The findings of this review lead us to recommend further evaluation of the impact of PB on health and wellbeing be conducted in a range of national contexts. The lack of substantial evaluations outside Brazil, and the variations of PB being implemented worldwide, support the recommendation that when PB is being adopted, adapted and initiated, this should be accompanied by rigorous evaluation of the process and expected outcomes, using appropriate comparators.
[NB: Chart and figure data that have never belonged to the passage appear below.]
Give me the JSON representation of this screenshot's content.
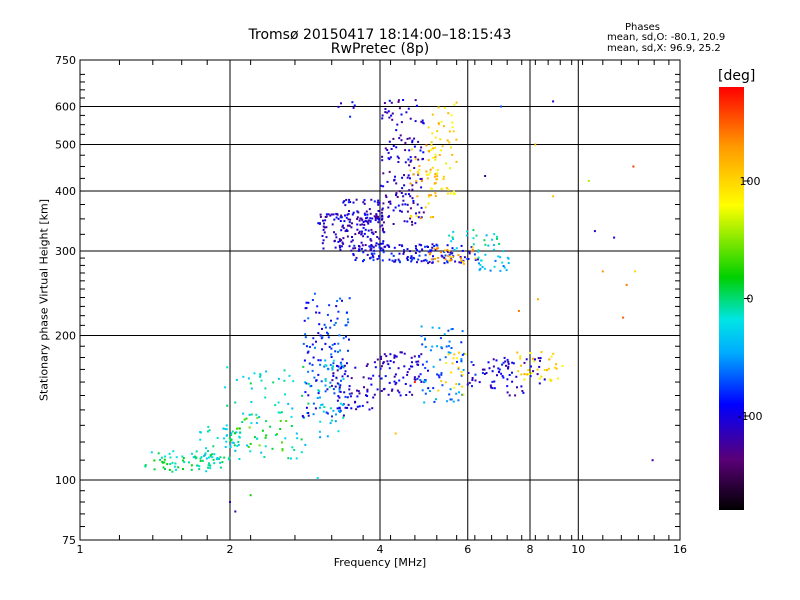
{
  "chart_data": {
    "type": "scatter",
    "title": "Tromsø 20150417 18:14:00–18:15:43",
    "subtitle": "RwPretec (8p)",
    "stats": {
      "heading": "Phases",
      "line1": "mean, sd,O: -80.1, 20.9",
      "line2": "mean, sd,X:  96.9, 25.2"
    },
    "xlabel": "Frequency [MHz]",
    "ylabel": "Stationary phase Virtual Height [km]",
    "x_scale": "log",
    "y_scale": "log",
    "xlim": [
      1,
      16
    ],
    "ylim": [
      75,
      750
    ],
    "grid": true,
    "x_ticks": [
      1,
      2,
      4,
      6,
      8,
      10,
      16
    ],
    "y_ticks": [
      75,
      100,
      200,
      300,
      400,
      500,
      600,
      750
    ],
    "colorbar": {
      "label": "[deg]",
      "range": [
        -180,
        180
      ],
      "ticks": [
        100,
        0,
        -100
      ]
    },
    "clusters": [
      {
        "f": [
          1.35,
          1.95
        ],
        "h": [
          104,
          115
        ],
        "phase": -5,
        "n": 70
      },
      {
        "f": [
          1.7,
          2.1
        ],
        "h": [
          110,
          130
        ],
        "phase": -20,
        "n": 40
      },
      {
        "f": [
          1.95,
          2.9
        ],
        "h": [
          110,
          175
        ],
        "phase": -15,
        "n": 80
      },
      {
        "f": [
          2.0,
          2.6
        ],
        "h": [
          115,
          135
        ],
        "phase": 20,
        "n": 25
      },
      {
        "f": [
          2.8,
          3.5
        ],
        "h": [
          135,
          245
        ],
        "phase": -80,
        "n": 130
      },
      {
        "f": [
          3.0,
          3.4
        ],
        "h": [
          120,
          180
        ],
        "phase": -30,
        "n": 45
      },
      {
        "f": [
          3.2,
          3.9
        ],
        "h": [
          140,
          175
        ],
        "phase": -110,
        "n": 55
      },
      {
        "f": [
          3.9,
          5.0
        ],
        "h": [
          150,
          185
        ],
        "phase": -105,
        "n": 80
      },
      {
        "f": [
          4.8,
          5.9
        ],
        "h": [
          145,
          210
        ],
        "phase": -60,
        "n": 70
      },
      {
        "f": [
          5.2,
          6.0
        ],
        "h": [
          150,
          185
        ],
        "phase": 90,
        "n": 20
      },
      {
        "f": [
          6.0,
          7.4
        ],
        "h": [
          155,
          180
        ],
        "phase": -100,
        "n": 50
      },
      {
        "f": [
          7.5,
          9.3
        ],
        "h": [
          160,
          185
        ],
        "phase": 100,
        "n": 35
      },
      {
        "f": [
          7.2,
          8.8
        ],
        "h": [
          150,
          180
        ],
        "phase": -110,
        "n": 25
      },
      {
        "f": [
          3.0,
          4.1
        ],
        "h": [
          300,
          360
        ],
        "phase": -110,
        "n": 160
      },
      {
        "f": [
          3.3,
          4.0
        ],
        "h": [
          340,
          385
        ],
        "phase": -105,
        "n": 40
      },
      {
        "f": [
          3.5,
          6.3
        ],
        "h": [
          283,
          310
        ],
        "phase": -95,
        "n": 140
      },
      {
        "f": [
          5.0,
          6.3
        ],
        "h": [
          280,
          305
        ],
        "phase": 120,
        "n": 30
      },
      {
        "f": [
          5.5,
          7.0
        ],
        "h": [
          300,
          335
        ],
        "phase": -20,
        "n": 25
      },
      {
        "f": [
          6.2,
          7.3
        ],
        "h": [
          270,
          300
        ],
        "phase": -40,
        "n": 25
      },
      {
        "f": [
          4.0,
          4.9
        ],
        "h": [
          340,
          620
        ],
        "phase": -110,
        "n": 150
      },
      {
        "f": [
          4.6,
          5.2
        ],
        "h": [
          350,
          500
        ],
        "phase": 110,
        "n": 40
      },
      {
        "f": [
          5.0,
          5.7
        ],
        "h": [
          390,
          630
        ],
        "phase": 95,
        "n": 60
      },
      {
        "f": [
          3.3,
          3.6
        ],
        "h": [
          560,
          620
        ],
        "phase": -100,
        "n": 6
      }
    ],
    "points": [
      {
        "x": 2.0,
        "y": 90,
        "phase": -110
      },
      {
        "x": 2.05,
        "y": 86,
        "phase": -120
      },
      {
        "x": 2.2,
        "y": 93,
        "phase": 20
      },
      {
        "x": 3.0,
        "y": 101,
        "phase": -20
      },
      {
        "x": 7.0,
        "y": 600,
        "phase": -70
      },
      {
        "x": 8.9,
        "y": 615,
        "phase": -110
      },
      {
        "x": 6.5,
        "y": 430,
        "phase": -120
      },
      {
        "x": 8.2,
        "y": 500,
        "phase": 120
      },
      {
        "x": 8.9,
        "y": 390,
        "phase": 110
      },
      {
        "x": 10.5,
        "y": 420,
        "phase": 60
      },
      {
        "x": 12.9,
        "y": 450,
        "phase": 160
      },
      {
        "x": 10.8,
        "y": 330,
        "phase": -110
      },
      {
        "x": 11.8,
        "y": 320,
        "phase": -100
      },
      {
        "x": 11.2,
        "y": 272,
        "phase": 130
      },
      {
        "x": 13.0,
        "y": 272,
        "phase": 100
      },
      {
        "x": 12.5,
        "y": 255,
        "phase": 140
      },
      {
        "x": 12.3,
        "y": 218,
        "phase": 150
      },
      {
        "x": 8.3,
        "y": 238,
        "phase": 120
      },
      {
        "x": 7.6,
        "y": 225,
        "phase": 140
      },
      {
        "x": 14.1,
        "y": 110,
        "phase": -120
      },
      {
        "x": 4.3,
        "y": 125,
        "phase": 110
      },
      {
        "x": 4.7,
        "y": 160,
        "phase": 170
      }
    ]
  }
}
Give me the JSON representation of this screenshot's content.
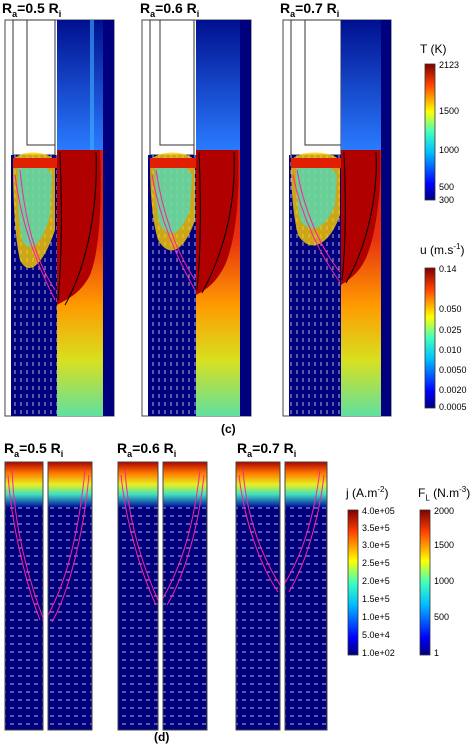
{
  "section_c": {
    "caption": "(c)",
    "cases": [
      {
        "ra_prefix": "R",
        "ra_sub": "a",
        "ra_eq": "=0.5 R",
        "ri_sub": "i"
      },
      {
        "ra_prefix": "R",
        "ra_sub": "a",
        "ra_eq": "=0.6 R",
        "ri_sub": "i"
      },
      {
        "ra_prefix": "R",
        "ra_sub": "a",
        "ra_eq": "=0.7 R",
        "ri_sub": "i"
      }
    ],
    "temperature_colorbar": {
      "title": "T (K)",
      "ticks": [
        "2123",
        "1500",
        "1000",
        "500",
        "300"
      ]
    },
    "velocity_colorbar": {
      "title_prefix": "u (m.s",
      "title_sup": "-1",
      "title_suffix": ")",
      "ticks": [
        "0.14",
        "0.050",
        "0.025",
        "0.010",
        "0.0050",
        "0.0020",
        "0.0005"
      ]
    }
  },
  "section_d": {
    "caption": "(d)",
    "cases": [
      {
        "ra_prefix": "R",
        "ra_sub": "a",
        "ra_eq": "=0.5 R",
        "ri_sub": "i"
      },
      {
        "ra_prefix": "R",
        "ra_sub": "a",
        "ra_eq": "=0.6 R",
        "ri_sub": "i"
      },
      {
        "ra_prefix": "R",
        "ra_sub": "a",
        "ra_eq": "=0.7 R",
        "ri_sub": "i"
      }
    ],
    "current_colorbar": {
      "title_prefix": "j (A.m",
      "title_sup": "-2",
      "title_suffix": ")",
      "ticks": [
        "4.0e+05",
        "3.5e+5",
        "3.0e+5",
        "2.5e+5",
        "2.0e+5",
        "1.5e+5",
        "1.0e+5",
        "5.0e+4",
        "1.0e+02"
      ]
    },
    "force_colorbar": {
      "title_prefix": "F",
      "title_sub": "L",
      "title_mid": " (N.m",
      "title_sup": "-3",
      "title_suffix": ")",
      "ticks": [
        "2000",
        "1500",
        "1000",
        "500",
        "1"
      ]
    }
  },
  "colors": {
    "jet_dark_blue": "#00007f",
    "jet_red": "#b40000",
    "streamline_magenta": "#ff1fa0"
  }
}
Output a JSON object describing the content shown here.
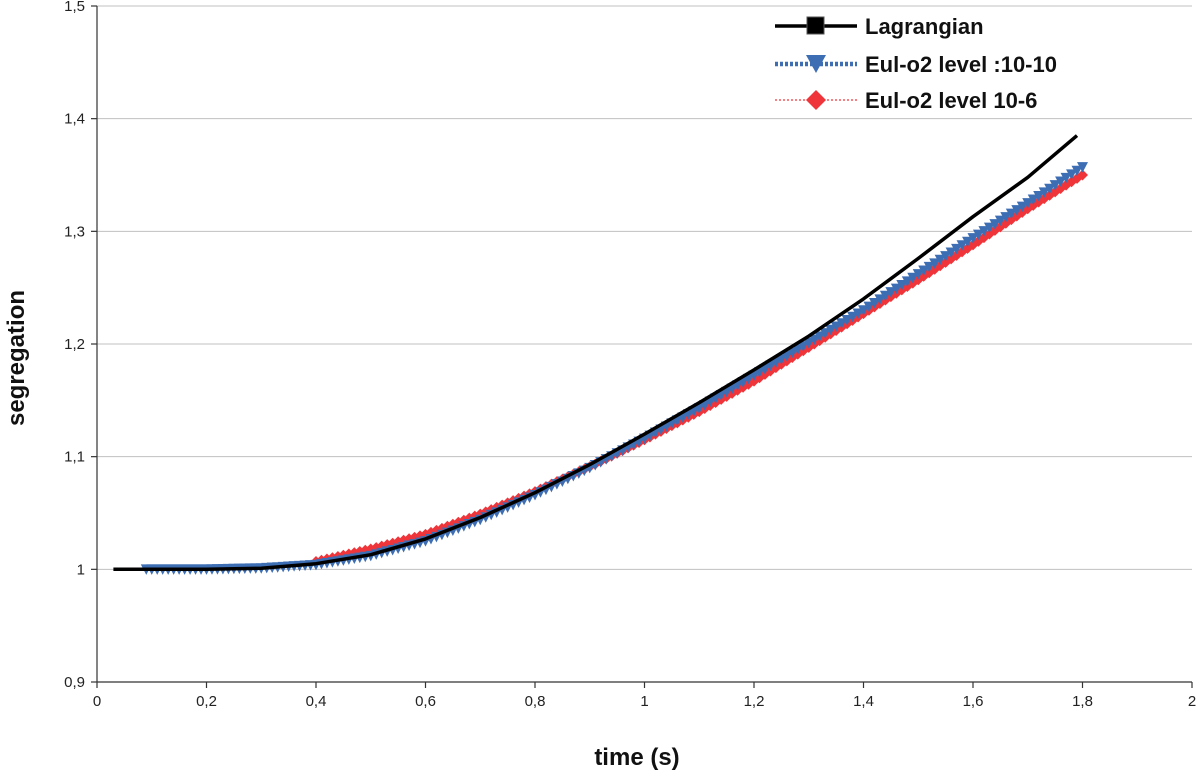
{
  "chart_data": {
    "type": "line",
    "title": "",
    "xlabel": "time (s)",
    "ylabel": "segregation",
    "xlim": [
      0,
      2
    ],
    "ylim": [
      0.9,
      1.5
    ],
    "xticks": [
      "0",
      "0,2",
      "0,4",
      "0,6",
      "0,8",
      "1",
      "1,2",
      "1,4",
      "1,6",
      "1,8",
      "2"
    ],
    "yticks": [
      "0,9",
      "1",
      "1,1",
      "1,2",
      "1,3",
      "1,4",
      "1,5"
    ],
    "grid": "horizontal",
    "legend_position": "top-right",
    "series": [
      {
        "name": "Lagrangian",
        "color": "#000000",
        "line": "solid",
        "marker": "square",
        "x": [
          0.03,
          0.1,
          0.2,
          0.3,
          0.4,
          0.5,
          0.6,
          0.7,
          0.8,
          0.9,
          1.0,
          1.1,
          1.2,
          1.3,
          1.4,
          1.5,
          1.6,
          1.7,
          1.79
        ],
        "y": [
          1.0,
          1.0,
          1.0,
          1.001,
          1.005,
          1.013,
          1.027,
          1.046,
          1.068,
          1.093,
          1.12,
          1.148,
          1.177,
          1.207,
          1.24,
          1.276,
          1.313,
          1.348,
          1.385
        ]
      },
      {
        "name": "Eul-o2 level :10-10",
        "color": "#3d6eb4",
        "line": "dotted",
        "marker": "triangle-down",
        "x": [
          0.09,
          0.2,
          0.3,
          0.4,
          0.5,
          0.6,
          0.7,
          0.8,
          0.9,
          1.0,
          1.1,
          1.2,
          1.3,
          1.4,
          1.5,
          1.6,
          1.7,
          1.8
        ],
        "y": [
          1.0,
          1.0,
          1.001,
          1.004,
          1.012,
          1.025,
          1.044,
          1.066,
          1.09,
          1.116,
          1.143,
          1.172,
          1.201,
          1.23,
          1.262,
          1.294,
          1.325,
          1.357
        ]
      },
      {
        "name": "Eul-o2 level 10-6",
        "color": "#f0353a",
        "line": "dotted",
        "marker": "diamond",
        "x": [
          0.4,
          0.5,
          0.6,
          0.7,
          0.8,
          0.9,
          1.0,
          1.1,
          1.2,
          1.3,
          1.4,
          1.5,
          1.6,
          1.7,
          1.8
        ],
        "y": [
          1.007,
          1.018,
          1.031,
          1.049,
          1.069,
          1.091,
          1.115,
          1.14,
          1.167,
          1.197,
          1.227,
          1.257,
          1.288,
          1.32,
          1.35
        ]
      }
    ]
  }
}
Governments involved in supporting and developing PB processes are uniquely placed to ensure that evaluation is not an afterthought, but an embedded component of robust PB policy over the long term. PB has spread globally, partly on the basis of claims regarding its potential to empower communities and improve people’s lives. Our review indicates that the PB field needs a stronger evidence base in order to substantiate and refine those claims in a variety of contexts.